ACFC/INF (2004) 001, Quatrième rapport d’activités, 1er juin 2004

-  Ce quatrième rapport d’activités, adressé au Comité des Ministres du Conseil de l’Europe, décrit la mise en oeuvre du dialogue direct entre le Comité consultatif et les autorités nationales, ainsi que la société civile, pour la période s’écoulant du 1er juin 2002 au 31 mai 2004. Dans un premier temps, le Comité présente les résultats obtenus au cours de cette période. Le travail de suivi par pays est resté le plus important. Durant ces deux années, trente-quatre avis ont été rendus (sur trente-cinq États parties), ce que le Comité considère être une réussite, dans la mesure où seul un État a rendu son rapport dans le délai imparti.
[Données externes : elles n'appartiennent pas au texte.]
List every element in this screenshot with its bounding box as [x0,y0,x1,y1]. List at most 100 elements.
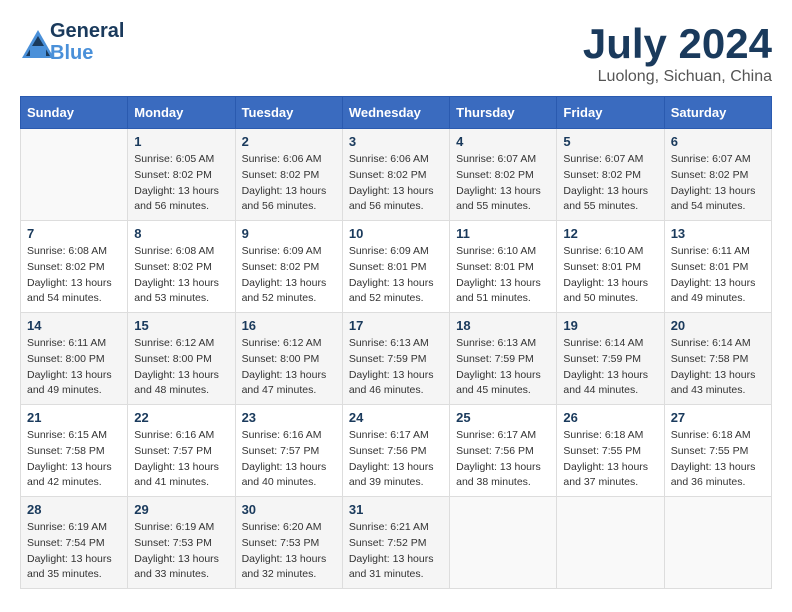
calendar-cell: 31Sunrise: 6:21 AM Sunset: 7:52 PM Dayli… [342,497,449,589]
day-info: Sunrise: 6:07 AM Sunset: 8:02 PM Dayligh… [671,152,765,215]
day-number: 6 [671,134,765,149]
calendar-cell: 6 Sunrise: 6:07 AM Sunset: 8:02 PM Daylig… [664,129,771,221]
day-number: 28 [27,502,121,517]
day-info: Sunrise: 6:14 AM Sunset: 7:58 PM Dayligh… [671,336,765,399]
title-section: July 2024 Luolong, Sichuan, China [583,20,772,86]
page-header: General Blue July 2024 Luolong, Sichuan,… [20,20,772,86]
calendar-cell [21,129,128,221]
day-info: Sunrise: 6:06 AM Sunset: 8:02 PM Dayligh… [349,152,443,215]
calendar-cell: 12Sunrise: 6:10 AM Sunset: 8:01 PM Dayli… [557,221,664,313]
calendar-cell: 28 Sunrise: 6:19 AM Sunset: 7:54 PM Dayli… [21,497,128,589]
calendar-cell: 2 Sunrise: 6:06 AM Sunset: 8:02 PM Daylig… [235,129,342,221]
calendar-cell: 1 Sunrise: 6:05 AM Sunset: 8:02 PM Daylig… [128,129,235,221]
day-number: 7 [27,226,121,241]
calendar-cell: 14 Sunrise: 6:11 AM Sunset: 8:00 PM Dayli… [21,313,128,405]
day-info: Sunrise: 6:13 AM Sunset: 7:59 PM Dayligh… [456,336,550,399]
calendar-cell: 24 Sunrise: 6:17 AM Sunset: 7:56 PM Dayli… [342,405,449,497]
day-number: 9 [242,226,336,241]
calendar-week-row: 21Sunrise: 6:15 AM Sunset: 7:58 PM Dayli… [21,405,772,497]
day-info: Sunrise: 6:15 AM Sunset: 7:58 PM Dayligh… [27,428,121,491]
logo: General Blue [20,20,124,64]
weekday-header-thursday: Thursday [450,97,557,129]
calendar-week-row: 28 Sunrise: 6:19 AM Sunset: 7:54 PM Dayli… [21,497,772,589]
calendar-cell: 16Sunrise: 6:12 AM Sunset: 8:00 PM Dayli… [235,313,342,405]
weekday-header-saturday: Saturday [664,97,771,129]
calendar-week-row: 14 Sunrise: 6:11 AM Sunset: 8:00 PM Dayli… [21,313,772,405]
day-info: Sunrise: 6:21 AM Sunset: 7:52 PM Dayligh… [349,520,443,583]
calendar-cell: 17Sunrise: 6:13 AM Sunset: 7:59 PM Dayli… [342,313,449,405]
day-number: 2 [242,134,336,149]
calendar-title: July 2024 [583,20,772,68]
day-number: 17 [349,318,443,333]
logo-blue: Blue [50,42,124,64]
day-number: 8 [134,226,228,241]
day-number: 10 [349,226,443,241]
day-info: Sunrise: 6:07 AM Sunset: 8:02 PM Dayligh… [563,152,657,215]
calendar-cell: 19Sunrise: 6:14 AM Sunset: 7:59 PM Dayli… [557,313,664,405]
logo-icon [20,28,48,56]
calendar-cell [450,497,557,589]
day-number: 23 [242,410,336,425]
calendar-cell: 15Sunrise: 6:12 AM Sunset: 8:00 PM Dayli… [128,313,235,405]
day-info: Sunrise: 6:17 AM Sunset: 7:56 PM Dayligh… [349,428,443,491]
day-number: 27 [671,410,765,425]
calendar-cell: 29 Sunrise: 6:19 AM Sunset: 7:53 PM Dayli… [128,497,235,589]
day-number: 14 [27,318,121,333]
day-info: Sunrise: 6:17 AM Sunset: 7:56 PM Dayligh… [456,428,550,491]
calendar-cell: 27 Sunrise: 6:18 AM Sunset: 7:55 PM Dayli… [664,405,771,497]
day-number: 29 [134,502,228,517]
day-number: 3 [349,134,443,149]
calendar-cell: 9 Sunrise: 6:09 AM Sunset: 8:02 PM Daylig… [235,221,342,313]
day-number: 22 [134,410,228,425]
day-number: 18 [456,318,550,333]
calendar-cell: 5 Sunrise: 6:07 AM Sunset: 8:02 PM Daylig… [557,129,664,221]
day-info: Sunrise: 6:20 AM Sunset: 7:53 PM Dayligh… [242,520,336,583]
calendar-cell [664,497,771,589]
calendar-cell: 11Sunrise: 6:10 AM Sunset: 8:01 PM Dayli… [450,221,557,313]
calendar-cell: 3 Sunrise: 6:06 AM Sunset: 8:02 PM Daylig… [342,129,449,221]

Or le retard des États dans la remise de leurs rapports a raccourci les délais d’examen du Comité. Le rapport signale également que le Comité lui-même a pris du retard dans l’analyse de ces rapports et l’élaboration des avis, aussi a-t-il mené un travail constant afin d’améliorer ses méthodes, de renforcer la célérité de ses activités, ainsi que la qualité de ses avis. Le Comité souligne par ailleurs l’importance fondamentale des visites dans les différents États pour la pertinence de ses avis. Le rapport présente ensuite des propositions d’aménagements jugés souhaitables pour le second cycle d’examen qui a débuté le 1er juin 2004, dans la perspective d’éviter les retards de part et d’autre. Il a précisé en outre que ses travaux thématiques ont été sensiblement développés. Enfin, le rapport décrit la coopération du Comité avec d’autres instances du Conseil de l’Europe, d’autres organisations et des ONG.